All major search engines check to see if a robots.txt file is present to adhere to any special rules you may have for them, spam bots and the like may ignore this file.
Benefits of using a robots.txt file
- Can prevent duplicate content from being indexed
- Saves bandwidth and keeps logs clean
- Prevents server from continually having to send 404 file not found errors to search engines when they request the robots.txt file each visit
- Prevent system folders and irrelevant files from showing up in Google etc
- Can prevent confidential documents or images from being indexed
- Increases the importance of pages that are allowed to be indexed
- Can prevent users finding restricted pages of your website via search engines
How to create and upload a robots.txt file
- Create a blank notepad/word document called robots and save as plain text (*.txt) (Most word processing programs should have the same functionality)
- Write or copy in the code you want, and save.
- Upload the robots.txt file to the root directory of your Website via FTP
(Usually this is the public_html or www folder) and you’re done.
Allowing Robots Access to Everything
User-agent: * Disallow:
This instructs search engines and robots that they can crawl and index all content.
Denying Robots Access to Everything
User-agent: * Disallow: /
This instructs search engines and robots that they may not crawl or index any content.
Basic Template for a simple robots file
User-agent: * Disallow: /cgi-bin/ Disallow: /*.js$ Disallow: /*.css$ # Google Image User-agent: Googlebot-Image Disallow: Allow: /* # Google AdSense User-agent: Mediapartners-Google* Disallow: Allow: /*
How Robot file rules work
User-agent is basically a synonym for "Search engines and robots called:"
and, * means anything, so in this case, we are targeting all User-agents.
Disallow: /cgi-bin/ Disallow: /*.js$ Disallow: /*.css$
The Disallow parameter is used to indicate locations that may not be accessed.
A Disallow with /on both ends/ means that folder and all its subfolders and url segments with that in it, may not be indexed.
Disallow /*.css$ means that any file of that type/extension may not be indexed, this could be used for any file type, for example you could prevent confidential pdf’s (.pdf) from being accessed by Google or images (.jpeg, .gif) etc.
# Google Image User-agent: Googlebot-Image Disallow: Allow: /*
Using # at the start of a line is called commenting, this helps us humans make notes to remember what the hell we did, and tells robots to ignore this line.

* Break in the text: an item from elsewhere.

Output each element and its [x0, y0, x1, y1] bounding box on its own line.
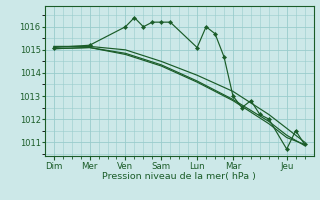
X-axis label: Pression niveau de la mer( hPa ): Pression niveau de la mer( hPa ): [102, 172, 256, 181]
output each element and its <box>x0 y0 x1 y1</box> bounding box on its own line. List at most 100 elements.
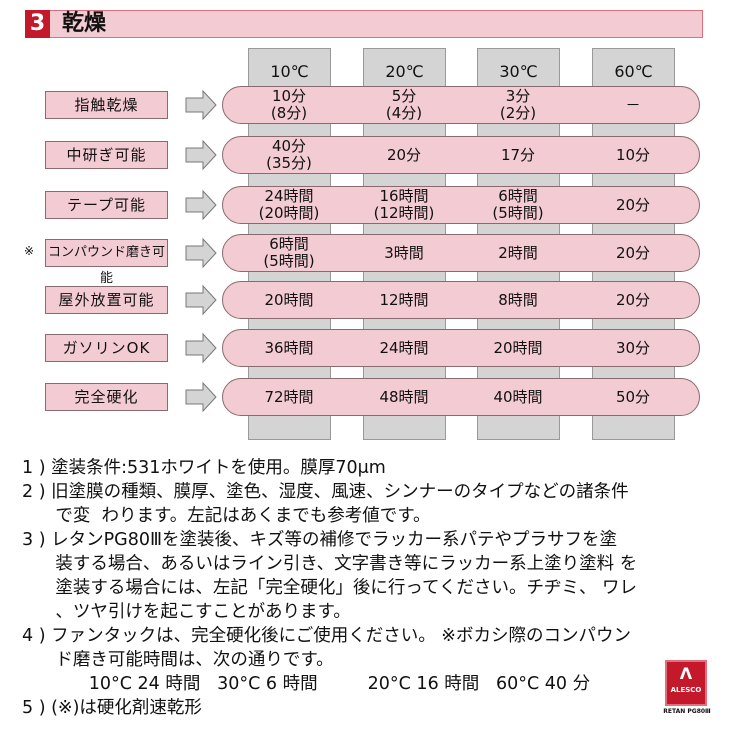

Here we are targeting the Googlebot-Image User-agent specifically, to let it know that it may access and index all images with Allow: /* and saying that nothing is specifically forbidden by leaving Disallow blank, note that not all robots support Allow.
The reason we specifically target the image bot and adSense bot after we target all User-agents is to make sure that they are not being prevented by a previous rule, for example you could prevent everything in the /news/ section of your website from being indexed, text, files, images – but then you want images to still be indexed, and for adSense to still work.
Referencing a sitemap in your simple robots file
If you have a sitemap you can inform the search engines where it is here, it’s generally a good idea to keep your sitemap in the root directory of your website. [Create a sitemap]
Denying access to search result pages
Disallow: /*?* Disallow: /*?
By preventing urls that contain question marks from being indexed we can stop search results from being indexed, and let the robots focus on your content/products.
Content Management Systems And Robots
Other content management systems may also have plugins or addons that can help generate or maintain robots files, however because of the way each CMS is structured it’s not possible to make a robots file that can cater for everything.
Common Mistakes & Things To Remember
- The robots file is case sensitive, and the file name is all lowercase: robots.txt
- The file name is all lowercase: robots.txt
- Keep to one rule per line
- Old rules may be overwritten by newer rules declared after them
- Anyone may view your robots.txt file, so be careful of what you include
Are there any other great robot.txt rules that you use on your websites?